David Addington at the White House in Washington D.C., November 5, 2007.

House Speaker John Boehner has joined forces in an odd coalition with the left to declare President Obama’s continued military action in Libya a dangerous and potentially unconstitutional power grab because Obama failed to consult Congress sufficiently about the mission. Boehner is moving a bill today that will attempt to force Obama to end the mission by cutting off its funds.

But Boehner’s fellow Republican, David Addington, who was Dick Cheney’s chief of staff and the lawyer behind many of the most controversial and aggressive legal positions taken by the Bush White House, says Congress is the one making the power grab and that Obama’s mistake is that he has been too weak in resisting the Hill.

“Is it constitutional for the Congress, by passing a law, namely the War Powers Resolution, to command the President of the United States to withdraw military forces? In my view, no,” Addington said in an interview this week with TIME. Under Article 2 of the Constitution, the president has broad powers as commander-in-chief over the military.

Addington admits that no president has been willing to explicitly tell Congress to stuff the War Powers Resolution. “No president has just written down in plain English and mailed off to the Congress, ‘Look, this thing is unconstitutional. Forget it,’” Addington says. “They always use that fancy ‘this is not inconsistent with the war powers resolution,’ or ‘this is consistent with it.’”
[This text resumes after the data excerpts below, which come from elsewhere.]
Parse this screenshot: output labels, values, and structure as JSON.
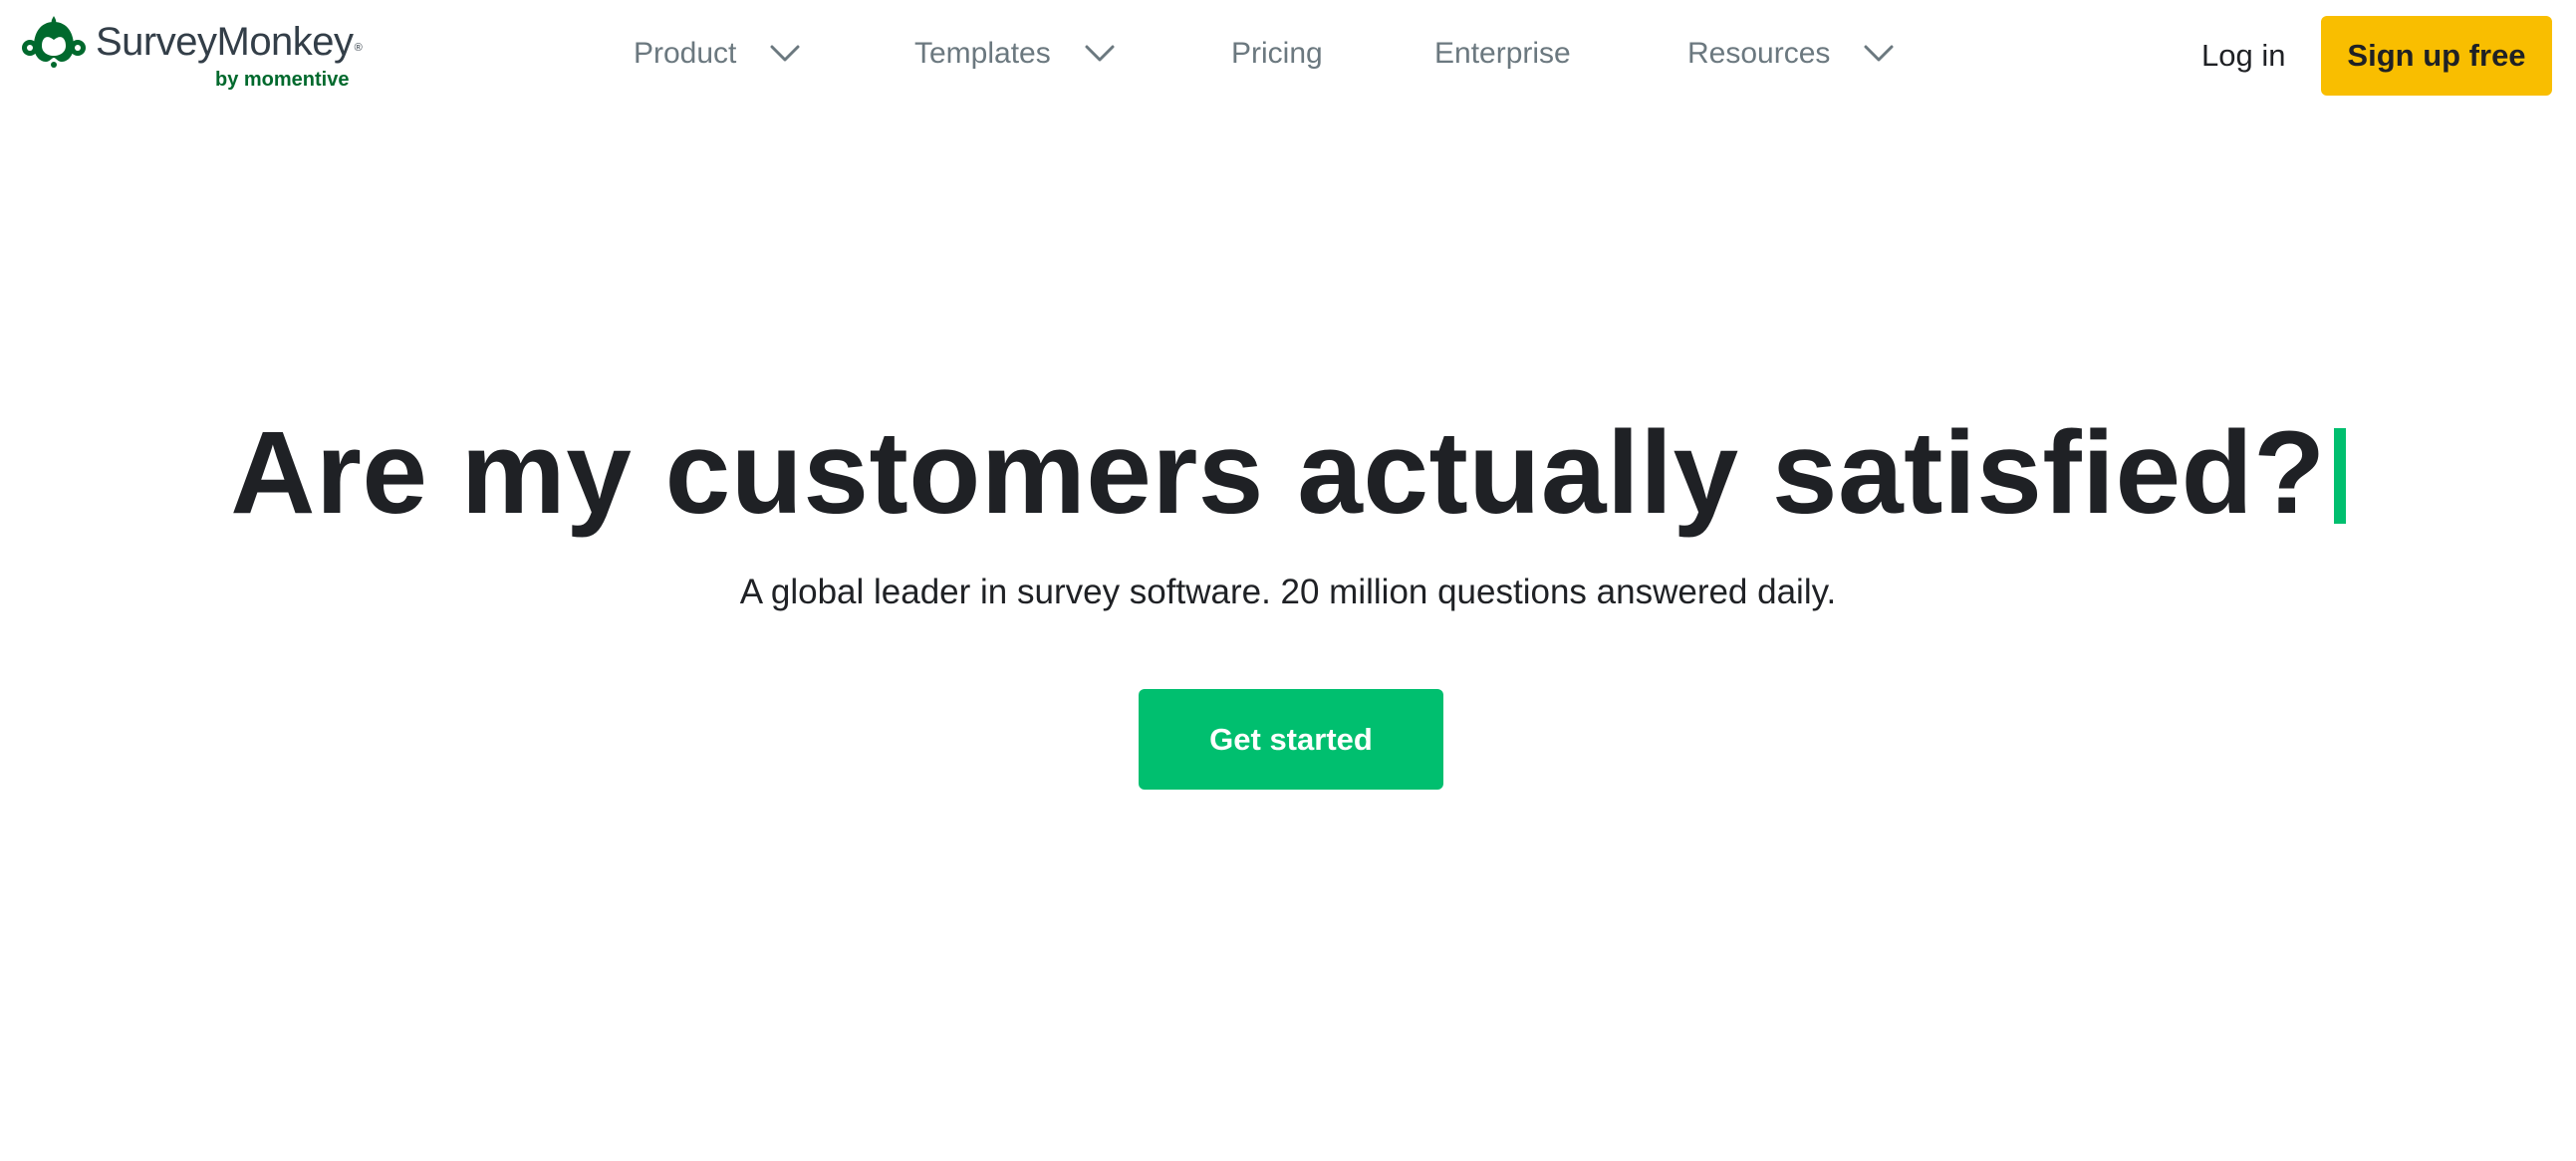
{
  "brand": {
    "name": "SurveyMonkey",
    "registered_mark": "®",
    "tagline": "by momentive",
    "color": "#00692d"
  },
  "nav": {
    "items": [
      {
        "label": "Product",
        "has_dropdown": true,
        "icon": "chevron-down-icon"
      },
      {
        "label": "Templates",
        "has_dropdown": true,
        "icon": "chevron-down-icon"
      },
      {
        "label": "Pricing",
        "has_dropdown": false
      },
      {
        "label": "Enterprise",
        "has_dropdown": false
      },
      {
        "label": "Resources",
        "has_dropdown": true,
        "icon": "chevron-down-icon"
      }
    ],
    "login_label": "Log in",
    "signup_label": "Sign up free",
    "signup_color": "#f9be00"
  },
  "hero": {
    "title": "Are my customers actually satisfied?",
    "cursor_color": "#00bf6f",
    "subtitle": "A global leader in survey software. 20 million questions answered daily.",
    "cta_label": "Get started",
    "cta_color": "#00bf6f"
  }
}
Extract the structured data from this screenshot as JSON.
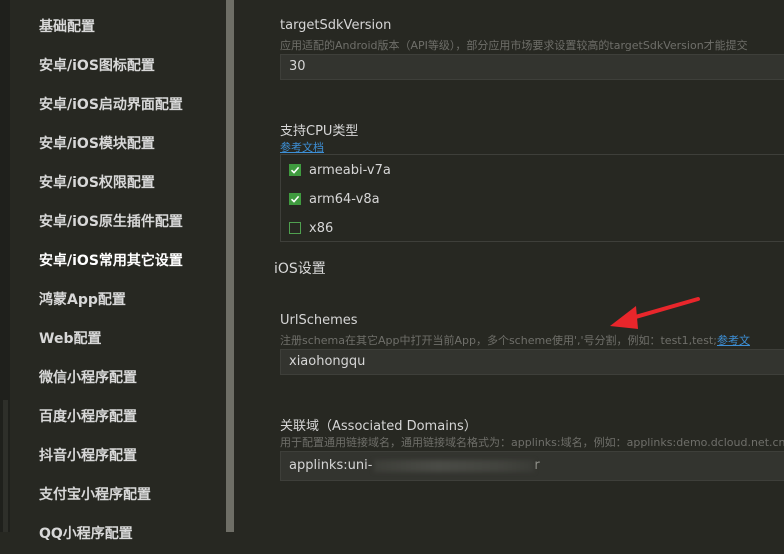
{
  "sidebar": {
    "items": [
      {
        "label": "基础配置"
      },
      {
        "label": "安卓/iOS图标配置"
      },
      {
        "label": "安卓/iOS启动界面配置"
      },
      {
        "label": "安卓/iOS模块配置"
      },
      {
        "label": "安卓/iOS权限配置"
      },
      {
        "label": "安卓/iOS原生插件配置"
      },
      {
        "label": "安卓/iOS常用其它设置"
      },
      {
        "label": "鸿蒙App配置"
      },
      {
        "label": "Web配置"
      },
      {
        "label": "微信小程序配置"
      },
      {
        "label": "百度小程序配置"
      },
      {
        "label": "抖音小程序配置"
      },
      {
        "label": "支付宝小程序配置"
      },
      {
        "label": "QQ小程序配置"
      }
    ],
    "active_index": 6
  },
  "main": {
    "target_sdk": {
      "label": "targetSdkVersion",
      "hint": "应用适配的Android版本（API等级），部分应用市场要求设置较高的targetSdkVersion才能提交",
      "value": "30"
    },
    "cpu": {
      "label": "支持CPU类型",
      "doc_link": "参考文档",
      "options": [
        {
          "label": "armeabi-v7a",
          "checked": true
        },
        {
          "label": "arm64-v8a",
          "checked": true
        },
        {
          "label": "x86",
          "checked": false
        }
      ]
    },
    "ios_section_title": "iOS设置",
    "url_schemes": {
      "label": "UrlSchemes",
      "hint": "注册schema在其它App中打开当前App，多个scheme使用','号分割，例如：test1,test;",
      "hint_link": "参考文",
      "value": "xiaohongqu"
    },
    "associated_domains": {
      "label": "关联域（Associated Domains）",
      "hint": "用于配置通用链接域名，通用链接域名格式为：applinks:域名，例如：applinks:demo.dcloud.net.cn",
      "value_prefix": "applinks:uni-",
      "value_suffix": "r"
    }
  },
  "colors": {
    "background": "#272822",
    "field_bg": "#33342f",
    "checkbox_green": "#3f9b3f",
    "link_blue": "#3d8fd6",
    "arrow_red": "#e8262b"
  }
}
But Addington thinks the President has tied himself in knots by deciding not to confront Congress. “There’s only two ways out of this. One is to say the War Powers Act doesn’t apply. The other is to say it applies, but it’s unconstitutional,” says Addington. Obama chose to go with the argument, provided by State Department and White House Counsel lawyers, that the War Powers Resolution didn’t apply because U.S. troops are not engaged in the “hostilities” the act requires be authorized after 60 days.

That’s hard to believe, since the U.S. is engaged in both manned and unmanned strikes against Libya and stands ready to do search and rescue in the country. “To say you have precision strikes and you’re prepared to provide search and rescue if somebody goes down in Libya sounds like hostilities, using the plain meaning of that word to most people,” says Addington. “So he sort of sacrificed credibility to avoid having to take the constitutional position.”

Instead of deferentially avoiding the question of Congress’ right to constrain the Libya mission, Addington says, Obama should have been explicit in telling Congress to back off. “The president would’ve been in a more sensible position,” Addington says. “By saying… the War Powers Resolution is an unconstitutional attempt by Congress to give military commands to the president.”